À hora a que escrevo já não me lembro de metade do dia. É impossível tomar nota deste quotidiano. É impensável fazê-lo de forma completa.
Aqui não recebemos visitas de crianças. Só os adultos vão passando para “djumbaj”.
O nosso guarda, o Malu (acho!) é a pessoa mais delicada que conheci em toda a Guiné. Não fala português e isso parece entristecê-lo muito. Veio falar comigo para lhe dar explicações, com a convicção firme de que conseguiria fazê-lo num ou dois dias…
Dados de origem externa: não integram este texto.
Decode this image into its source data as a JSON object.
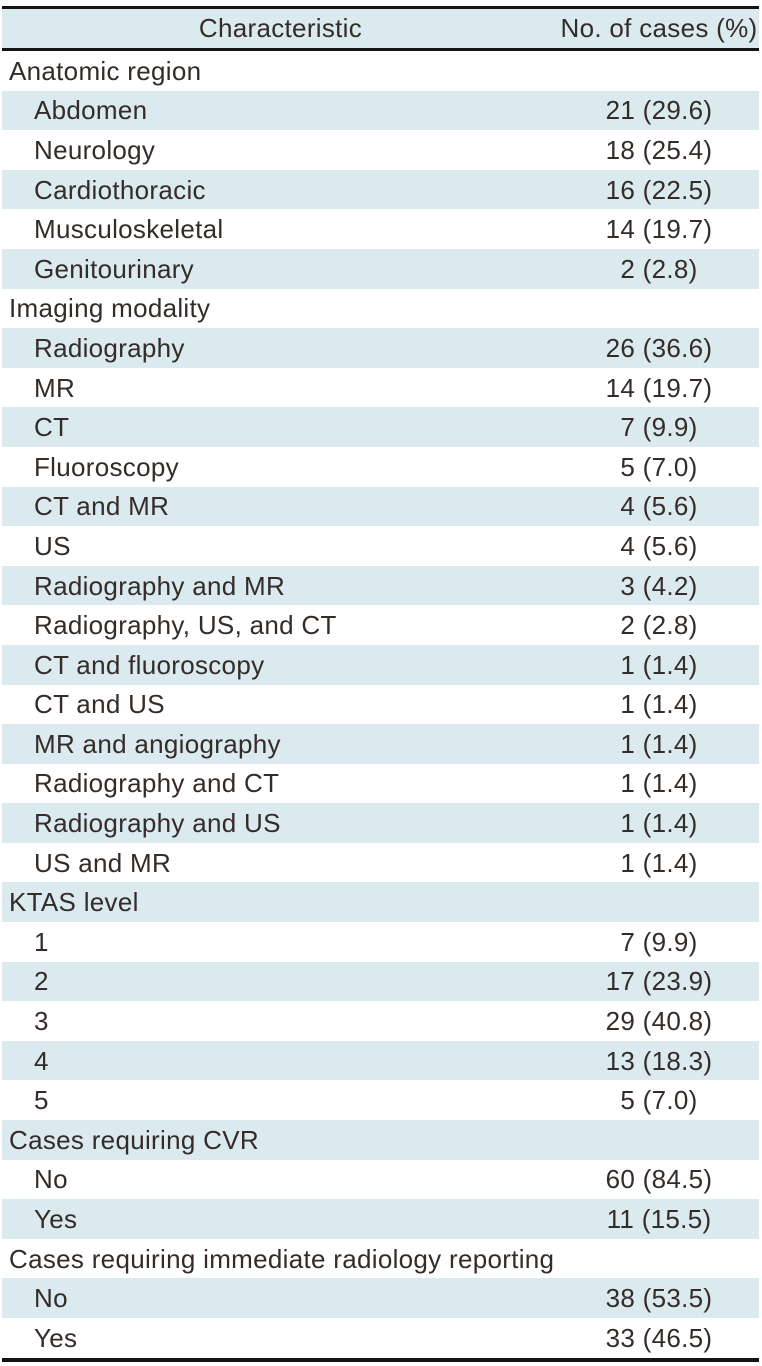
{
  "table": {
    "title_hint": "Patient and case characteristics table",
    "columns": {
      "characteristic": "Characteristic",
      "cases": "No. of cases (%)"
    },
    "colors": {
      "stripe": "#dbeaef",
      "text": "#332c29",
      "border": "#171310"
    },
    "rows": [
      {
        "type": "section",
        "label": "Anatomic region",
        "value": ""
      },
      {
        "type": "item",
        "label": "Abdomen",
        "value": "21 (29.6)"
      },
      {
        "type": "item",
        "label": "Neurology",
        "value": "18 (25.4)"
      },
      {
        "type": "item",
        "label": "Cardiothoracic",
        "value": "16 (22.5)"
      },
      {
        "type": "item",
        "label": "Musculoskeletal",
        "value": "14 (19.7)"
      },
      {
        "type": "item",
        "label": "Genitourinary",
        "value": "2 (2.8)"
      },
      {
        "type": "section",
        "label": "Imaging modality",
        "value": ""
      },
      {
        "type": "item",
        "label": "Radiography",
        "value": "26 (36.6)"
      },
      {
        "type": "item",
        "label": "MR",
        "value": "14 (19.7)"
      },
      {
        "type": "item",
        "label": "CT",
        "value": "7 (9.9)"
      },
      {
        "type": "item",
        "label": "Fluoroscopy",
        "value": "5 (7.0)"
      },
      {
        "type": "item",
        "label": "CT and MR",
        "value": "4 (5.6)"
      },
      {
        "type": "item",
        "label": "US",
        "value": "4 (5.6)"
      },
      {
        "type": "item",
        "label": "Radiography and MR",
        "value": "3 (4.2)"
      },
      {
        "type": "item",
        "label": "Radiography, US, and CT",
        "value": "2 (2.8)"
      },
      {
        "type": "item",
        "label": "CT and fluoroscopy",
        "value": "1 (1.4)"
      },
      {
        "type": "item",
        "label": "CT and US",
        "value": "1 (1.4)"
      },
      {
        "type": "item",
        "label": "MR and angiography",
        "value": "1 (1.4)"
      },
      {
        "type": "item",
        "label": "Radiography and CT",
        "value": "1 (1.4)"
      },
      {
        "type": "item",
        "label": "Radiography and US",
        "value": "1 (1.4)"
      },
      {
        "type": "item",
        "label": "US and MR",
        "value": "1 (1.4)"
      },
      {
        "type": "section",
        "label": "KTAS level",
        "value": ""
      },
      {
        "type": "item",
        "label": "1",
        "value": "7 (9.9)"
      },
      {
        "type": "item",
        "label": "2",
        "value": "17 (23.9)"
      },
      {
        "type": "item",
        "label": "3",
        "value": "29 (40.8)"
      },
      {
        "type": "item",
        "label": "4",
        "value": "13 (18.3)"
      },
      {
        "type": "item",
        "label": "5",
        "value": "5 (7.0)"
      },
      {
        "type": "section",
        "label": "Cases requiring CVR",
        "value": ""
      },
      {
        "type": "item",
        "label": "No",
        "value": "60 (84.5)"
      },
      {
        "type": "item",
        "label": "Yes",
        "value": "11 (15.5)"
      },
      {
        "type": "section",
        "label": "Cases requiring immediate radiology reporting",
        "value": ""
      },
      {
        "type": "item",
        "label": "No",
        "value": "38 (53.5)"
      },
      {
        "type": "item",
        "label": "Yes",
        "value": "33 (46.5)"
      }
    ]
  }
}
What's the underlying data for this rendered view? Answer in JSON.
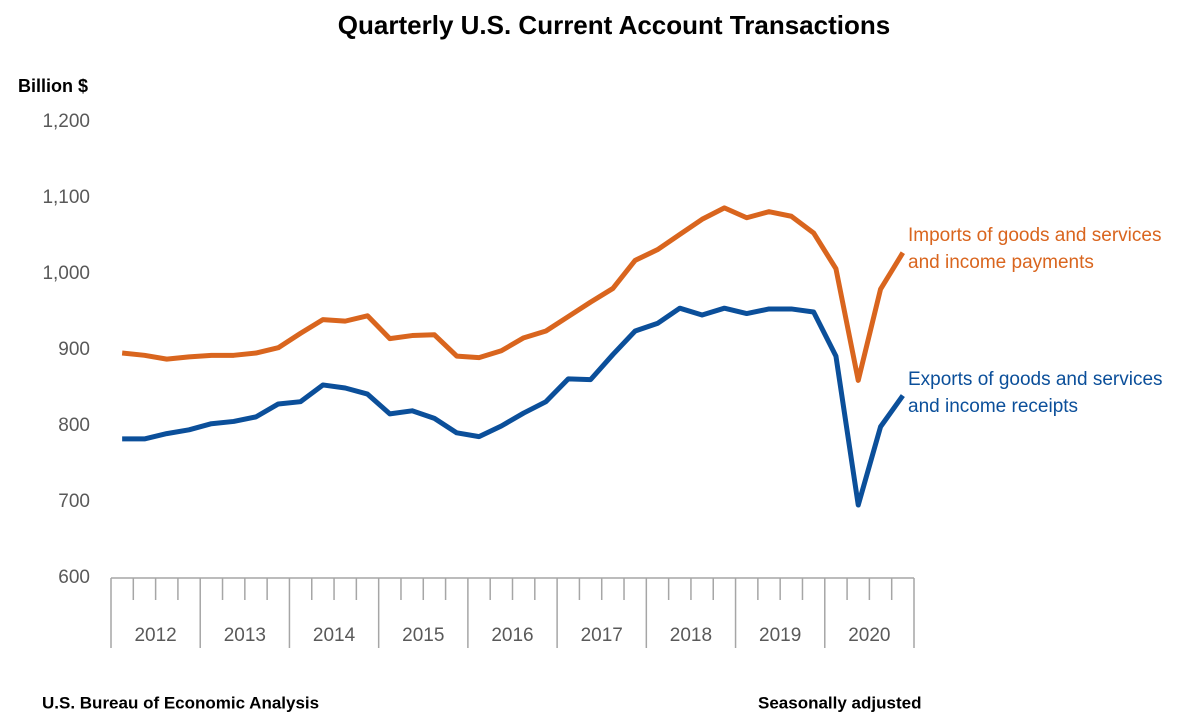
{
  "chart_data": {
    "type": "line",
    "title": "Quarterly U.S. Current Account Transactions",
    "y_label": "Billion $",
    "source": "U.S. Bureau of Economic Analysis",
    "note": "Seasonally adjusted",
    "categories": [
      "2012",
      null,
      null,
      null,
      "2013",
      null,
      null,
      null,
      "2014",
      null,
      null,
      null,
      "2015",
      null,
      null,
      null,
      "2016",
      null,
      null,
      null,
      "2017",
      null,
      null,
      null,
      "2018",
      null,
      null,
      null,
      "2019",
      null,
      null,
      null,
      "2020",
      null,
      null,
      null
    ],
    "series": [
      {
        "name": "Imports of goods and services and income payments",
        "color": "#d9651e",
        "values": [
          896,
          893,
          888,
          891,
          893,
          893,
          896,
          903,
          922,
          940,
          938,
          945,
          915,
          919,
          920,
          892,
          890,
          899,
          916,
          925,
          944,
          963,
          981,
          1018,
          1032,
          1052,
          1072,
          1087,
          1074,
          1082,
          1076,
          1054,
          1007,
          860,
          980,
          1028
        ]
      },
      {
        "name": "Exports of goods and services and income receipts",
        "color": "#0b4f9a",
        "values": [
          783,
          783,
          790,
          795,
          803,
          806,
          812,
          829,
          832,
          854,
          850,
          842,
          816,
          820,
          810,
          791,
          786,
          800,
          817,
          832,
          862,
          861,
          894,
          925,
          935,
          955,
          946,
          955,
          948,
          954,
          954,
          950,
          892,
          696,
          799,
          840
        ]
      }
    ],
    "ylim": [
      600,
      1200
    ],
    "yticks": [
      600,
      700,
      800,
      900,
      {
        "value": 1000,
        "label": "1,000"
      },
      {
        "value": 1100,
        "label": "1,100"
      },
      {
        "value": 1200,
        "label": "1,200"
      }
    ],
    "grid": false
  }
}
O Bucari vai connosco para Bissau no fim-de-semana. Levar-nos-á a ver a menina mais linda de Béli, a Binta, que é, tal como a Safi, sua sobrinha. O grupo está a envolver-se de forma muito pessoal com as pessoas. É inevitável fazê-lo, eu sei… Mas assim, a despedida será um sufoco, como foi a de Béli. A perspectiva e o medo de não voltar apertam muito o peito.
Hoje ao almoço, decidimos formar uma ONG. O ISU é um estímulo para fazer mais, de forma mais elaborada, mais pensada, mais centrada nas pessoas de cá, no seu bem-estar… Sinto-me mais capaz. Sinto-me mais solidária. Menos egoísta…
E agora, estou na cama com a Carina, que não há meio de se calar… Por isso, vou parar por aqui para não baralhar muito as ideias e o discurso.
Entretanto, vamos ver se vamos jantar.
Fomos. E ficámos retidos imenso tempo por causa da chuva. Depois, lá viemos com tranquilidade, uns calçados outros descalços a chafurdar nas poças de água e lama e a fugir dos rios…
Estamos todos muito bem. Bem-dispostos, bem uns com os outros, bem cada um consigo (pelo menos, assim parece). Nem nas melhores perspectivas isto poderia estar a correr tão bem.
Acorda bem, Gabú!
(É só para acrescentar uma observação, sobre algo que me tem aborrecido: é para aí a quinta tentativa de ler o W. Faulkner e não consigo. Acho uma seca brutal! Ainda não li nenhum livro desde que cheguei aqui e não é, seguramente, por falta de tempo. Terá sido das escolhas?)